An Indefinite Series of Discontinuous Acts is an experiential research project exploring how arts-based research methods can deepen inquiry into critical theory, wit a specific focus on emergent themes in culture studies. Engaging the MIECAT Form of Inquiry – a phenomenological research method developed by the Melbourne Institute of Experiential and Creative Art Therapy (MIECAT) – in relation to the theses of PhD and Masters students at the Universidade Catolica Portuguesa (Zohar Iancu and Jad Khairallah), the project aims to uncover and present the potentialities of arts-based approaches to academic practice in creating and disseminating inclusive and multi- sensorial forms of knowledge.
This project is supported by the Ian Potter Cultural Trust, Australia.
‘…the human body is defined in terms of its property of appropriating, in an indefinite series of discontinuous acts, significant cores which transcend its natural powers. This act of transcendence is first encountered in the acquisition of a pattern of behaviour, the in the mute communication of gesture: it is through the same power that the body opens itself to some new kind of conduct and makes it understood to external witness. Here and there a system of definite powers is suddenly decentralized, broken up and reorganized under a fresh law unknown to the subject or to the external witness, and one which reveals itself to them at the very moment at which the process occurs.’-
Phenomenology of Perception, Maurice Merleau-Ponty 1962 (174)

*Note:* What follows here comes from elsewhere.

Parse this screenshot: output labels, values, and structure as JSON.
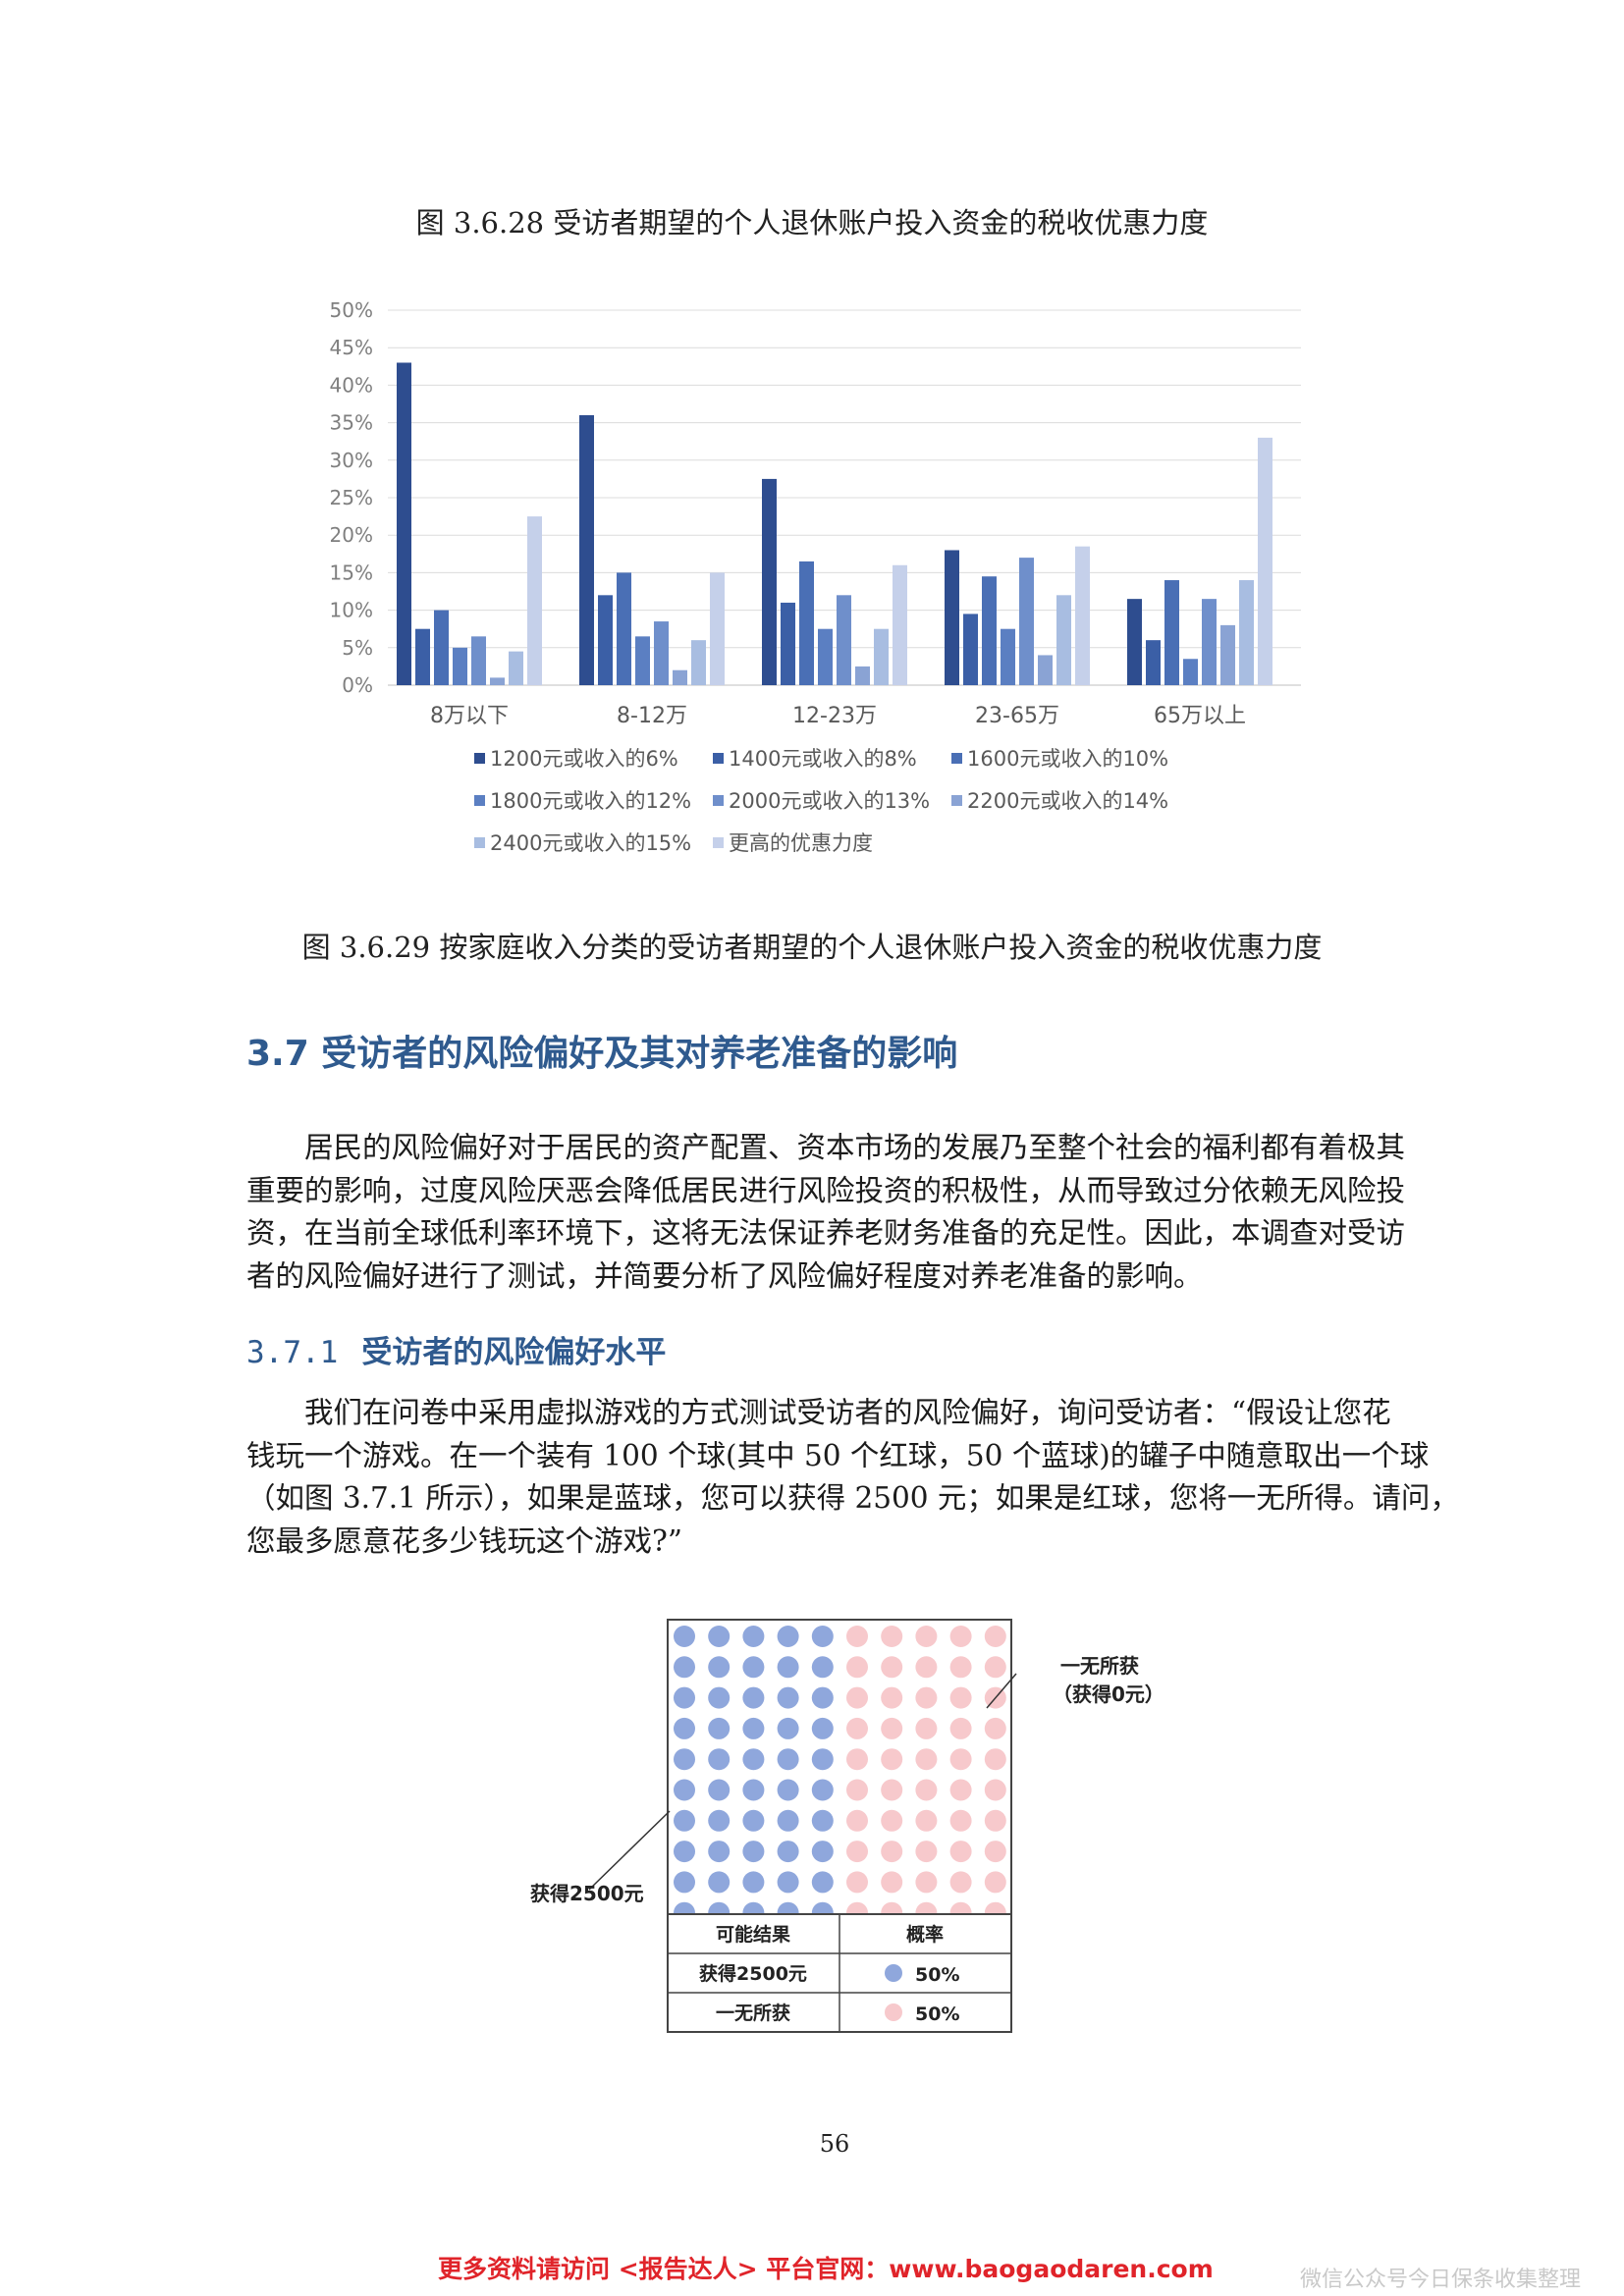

Zohar is currently undertaking her PhD in the Lisbon Consortium Culture and Performance Studies program at the Catholic University of Lisbon. She graduated in Psychology and Sociology at The Academic College of Tel Aviv-Yaffo. She also holds a Diploma of Research and Documentary Argument from the Open University of Israel, from which he graduated with Honors. She has a special interest in the symbolic boundaries between Academy and Art, knowledge production mechanisms and feminist theory.
Jad Khairallah received his Masters degree of Arts and Design from Notre Dame University (Lebanon) in 2014. After five years of working in Interior Design, he is currently a Doctorate student at Universidade Catolica Portuguesa in Culture Studies with a research focus on the shocking visual image and its cultural influence. Through an interdisciplinary model, he is interested in the visual perception behind the screen, the relation it holds with its surroundings and the impact visual image has on identity.